Long ago in China, a young girl lived in a small village at the foot of Horse Ear Mountain. Her name was Sea Girl and she lived with her father, a hard-working farmer.
No rain had fallen for many months; the crops hung limp and brown, dying for want of water. It seemed there could be no harvest, and food was already scarce. So each day Sea Girl went up on Horse Ear Mountain and cut bamboo to make brooms to sell.
One day when Sea Girl had climbed higher on the mountain than ever before in her search for bamboo, she saw a large blue lake gleaming in the sun. The water of the lake was clear and still. Not a single fallen leaf marred its surface, for whenever a leaf fell from the trees surrounding the lake, a large wild goose flew down and carried it away. This was the Wild Goose Lake Sea Girl had heard the elders speak of in the village tales.
Sea Girl carried her bamboo home, thinking of the clear blue water of the lake and how badly the people needed water for their crops.
The next day she took her ax to cut bamboo and again climbed high in the mountain. She hoped she could make an outlet from Wild Goose Lake. The village harvest would be saved if the lake water trickled down the mountain in a gentle stream to the farms below.
She began to walk around the lake, following the narrow, sandy shore. But the lake was surrounded by jagged rocks, high cliffs, and dense forest.

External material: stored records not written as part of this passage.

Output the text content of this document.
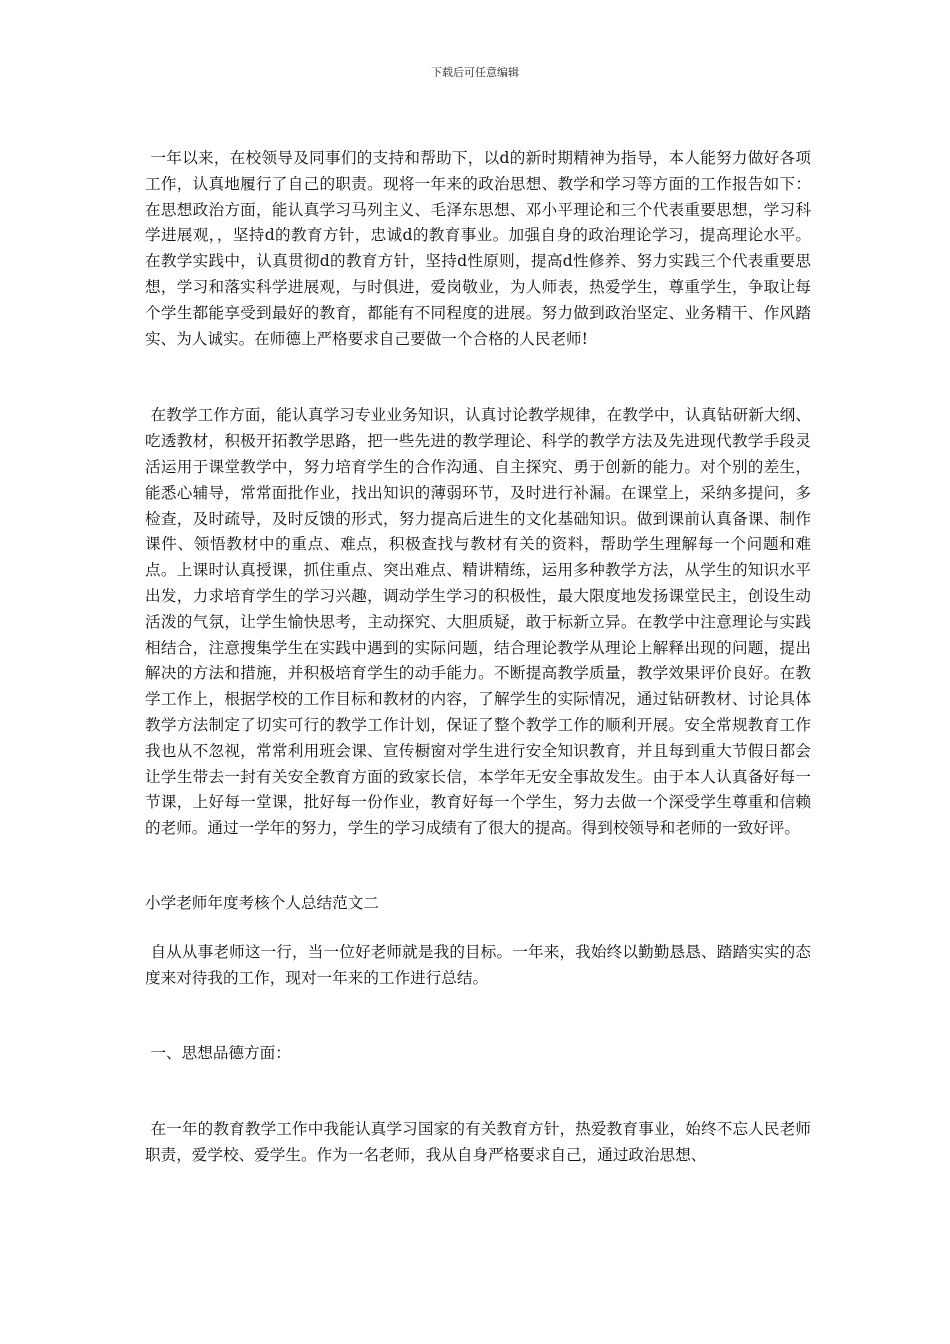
下载后可任意编辑

一年以来，在校领导及同事们的支持和帮助下，以d的新时期精神为指导，本人能努力做好各项工作，认真地履行了自己的职责。现将一年来的政治思想、教学和学习等方面的工作报告如下：在思想政治方面，能认真学习马列主义、毛泽东思想、邓小平理论和三个代表重要思想，学习科学进展观，，坚持d的教育方针，忠诚d的教育事业。加强自身的政治理论学习，提高理论水平。在教学实践中，认真贯彻d的教育方针，坚持d性原则，提高d性修养、努力实践三个代表重要思想，学习和落实科学进展观，与时俱进，爱岗敬业，为人师表，热爱学生，尊重学生，争取让每个学生都能享受到最好的教育，都能有不同程度的进展。努力做到政治坚定、业务精干、作风踏实、为人诚实。在师德上严格要求自己要做一个合格的人民老师!

在教学工作方面，能认真学习专业业务知识，认真讨论教学规律，在教学中，认真钻研新大纲、吃透教材，积极开拓教学思路，把一些先进的教学理论、科学的教学方法及先进现代教学手段灵活运用于课堂教学中，努力培育学生的合作沟通、自主探究、勇于创新的能力。对个别的差生，能悉心辅导，常常面批作业，找出知识的薄弱环节，及时进行补漏。在课堂上，采纳多提问，多检查，及时疏导，及时反馈的形式，努力提高后进生的文化基础知识。做到课前认真备课、制作课件、领悟教材中的重点、难点，积极查找与教材有关的资料，帮助学生理解每一个问题和难点。上课时认真授课，抓住重点、突出难点、精讲精练，运用多种教学方法，从学生的知识水平出发，力求培育学生的学习兴趣，调动学生学习的积极性，最大限度地发扬课堂民主，创设生动活泼的气氛，让学生愉快思考，主动探究、大胆质疑，敢于标新立异。在教学中注意理论与实践相结合，注意搜集学生在实践中遇到的实际问题，结合理论教学从理论上解释出现的问题，提出解决的方法和措施，并积极培育学生的动手能力。不断提高教学质量，教学效果评价良好。在教学工作上，根据学校的工作目标和教材的内容，了解学生的实际情况，通过钻研教材、讨论具体教学方法制定了切实可行的教学工作计划，保证了整个教学工作的顺利开展。安全常规教育工作我也从不忽视，常常利用班会课、宣传橱窗对学生进行安全知识教育，并且每到重大节假日都会让学生带去一封有关安全教育方面的致家长信，本学年无安全事故发生。由于本人认真备好每一节课，上好每一堂课，批好每一份作业，教育好每一个学生，努力去做一个深受学生尊重和信赖的老师。通过一学年的努力，学生的学习成绩有了很大的提高。得到校领导和老师的一致好评。

小学老师年度考核个人总结范文二

自从从事老师这一行，当一位好老师就是我的目标。一年来，我始终以勤勤恳恳、踏踏实实的态度来对待我的工作，现对一年来的工作进行总结。

一、思想品德方面：

在一年的教育教学工作中我能认真学习国家的有关教育方针，热爱教育事业，始终不忘人民老师职责，爱学校、爱学生。作为一名老师，我从自身严格要求自己，通过政治思想、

There seemed to be no place to make an outlet for a stream. Later in the day, she came upon a thick stone gate. Her ax was of no help, and although she used all her strength, the gate could not be moved.

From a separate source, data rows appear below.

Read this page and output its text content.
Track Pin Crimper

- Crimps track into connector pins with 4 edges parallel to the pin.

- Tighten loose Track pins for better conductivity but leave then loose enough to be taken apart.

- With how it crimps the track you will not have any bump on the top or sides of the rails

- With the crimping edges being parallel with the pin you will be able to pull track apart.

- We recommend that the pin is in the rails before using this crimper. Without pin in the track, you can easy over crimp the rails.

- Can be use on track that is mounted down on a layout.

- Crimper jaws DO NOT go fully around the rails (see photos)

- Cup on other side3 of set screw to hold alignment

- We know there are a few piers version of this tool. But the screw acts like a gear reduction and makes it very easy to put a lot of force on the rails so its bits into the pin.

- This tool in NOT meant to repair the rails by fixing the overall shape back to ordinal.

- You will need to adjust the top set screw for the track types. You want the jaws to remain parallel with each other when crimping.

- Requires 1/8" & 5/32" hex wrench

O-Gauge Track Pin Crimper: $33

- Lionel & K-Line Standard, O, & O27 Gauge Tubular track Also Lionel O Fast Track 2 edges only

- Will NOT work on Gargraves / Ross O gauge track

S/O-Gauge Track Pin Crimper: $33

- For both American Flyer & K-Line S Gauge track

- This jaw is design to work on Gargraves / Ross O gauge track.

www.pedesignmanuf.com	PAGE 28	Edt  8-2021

Wearily she dropped her pile of bamboo cuttings and sat down next to the gate. All was still, and the lake was a mirror reflecting the dark green pines. A wild goose swooped high in the sky, then gl
ided down to stand on the ground nearby.
“Sea Girl,” said the Wild Goose, “you will need the Golden Key to open the gate.”
Before she could ask where she could find the Golden Key, the wild goose spread her wings and soared away over the lake. Sea Girl noticed a small keyhole in the stone gate, but there was no key.

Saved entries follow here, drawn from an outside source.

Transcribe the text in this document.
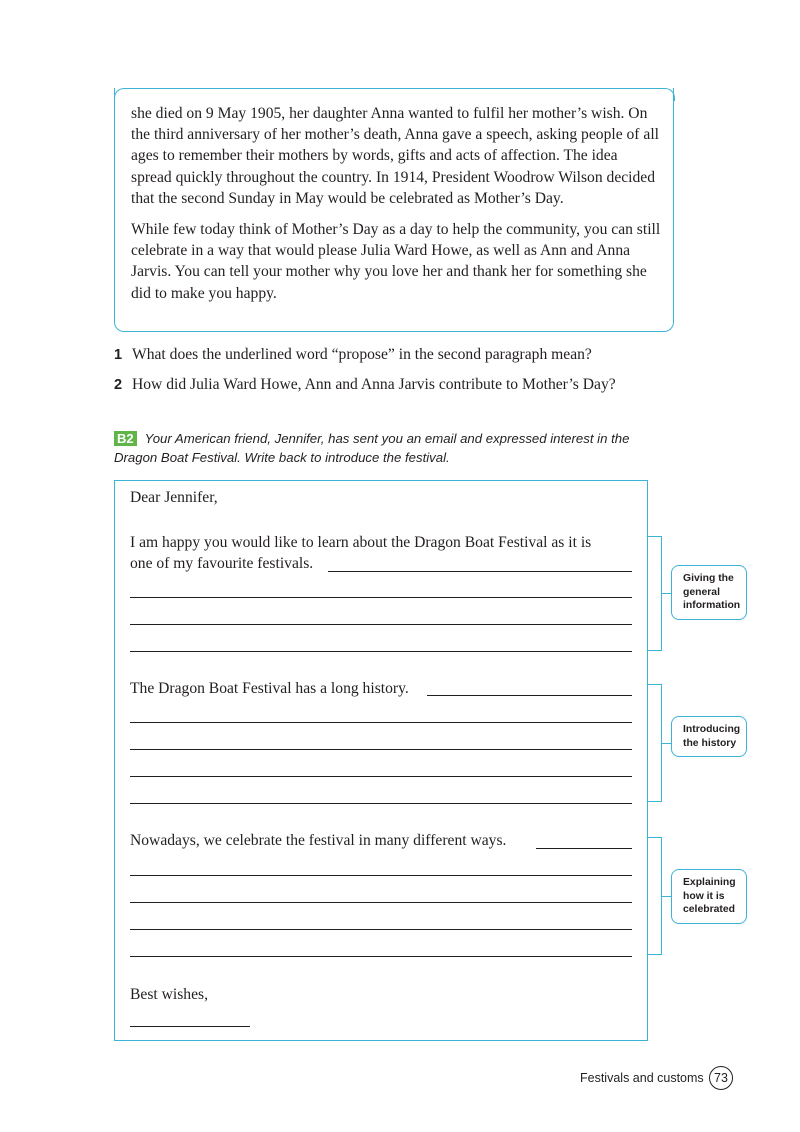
she died on 9 May 1905, her daughter Anna wanted to fulfil her mother’s wish. On the third anniversary of her mother’s death, Anna gave a speech, asking people of all ages to remember their mothers by words, gifts and acts of affection. The idea spread quickly throughout the country. In 1914, President Woodrow Wilson decided that the second Sunday in May would be celebrated as Mother’s Day.

While few today think of Mother’s Day as a day to help the community, you can still celebrate in a way that would please Julia Ward Howe, as well as Ann and Anna Jarvis. You can tell your mother why you love her and thank her for something she did to make you happy.

1 What does the underlined word “propose” in the second paragraph mean?
2 How did Julia Ward Howe, Ann and Anna Jarvis contribute to Mother’s Day?
B2 Your American friend, Jennifer, has sent you an email and expressed interest in the Dragon Boat Festival. Write back to introduce the festival.
Dear Jennifer,
I am happy you would like to learn about the Dragon Boat Festival as it is
one of my favourite festivals.
The Dragon Boat Festival has a long history.
Nowadays, we celebrate the festival in many different ways.
Best wishes,
Giving the general information
Introducing the history
Explaining how it is celebrated
Festivals and customs 73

Sea Girl walked on along the shore of the lake, searching for the Golden Key. She came to a forest of cypress trees, and sitting on a cypress branch was a brilliant parrot of scarlet and green.
“Parrot,” she called, “do you know where I can find the Golden Key that will open the stone gate?”
The parrot answered, “You must first find the third daughter of the Dragon King, for the Dragon King guards the Golden Key to Wild Goose Lake.” With a quick whirring of wings the parrot flew off into the forest.
Sea Girl walked on, searching for the Dragon King’s third daughter. In a pine grove close to the lake, she saw a peacock sitting on a low branch.
“Peacock, peacock,” she called, “where can I find the Dragon King’s third daughter?”
“The Dragon King’s third daughter loves songs. If you sing the songs your village people sing, she will come forth from the lake.” The peacock dropped a feather at her feet and flew away.
Sea Girl picked up the feather and began to sing. Her voice was clear, and as fresh as a lark’s song. At first she sang about the snowflakes drifting on the mountains, but the Dragon King’s third daughter did not appear. She sang of green reeds bending in the wind. Still the third daughter did not come; the lake lay clear and still. Then Sea Girl sang of pale blossoming flowers on the hills.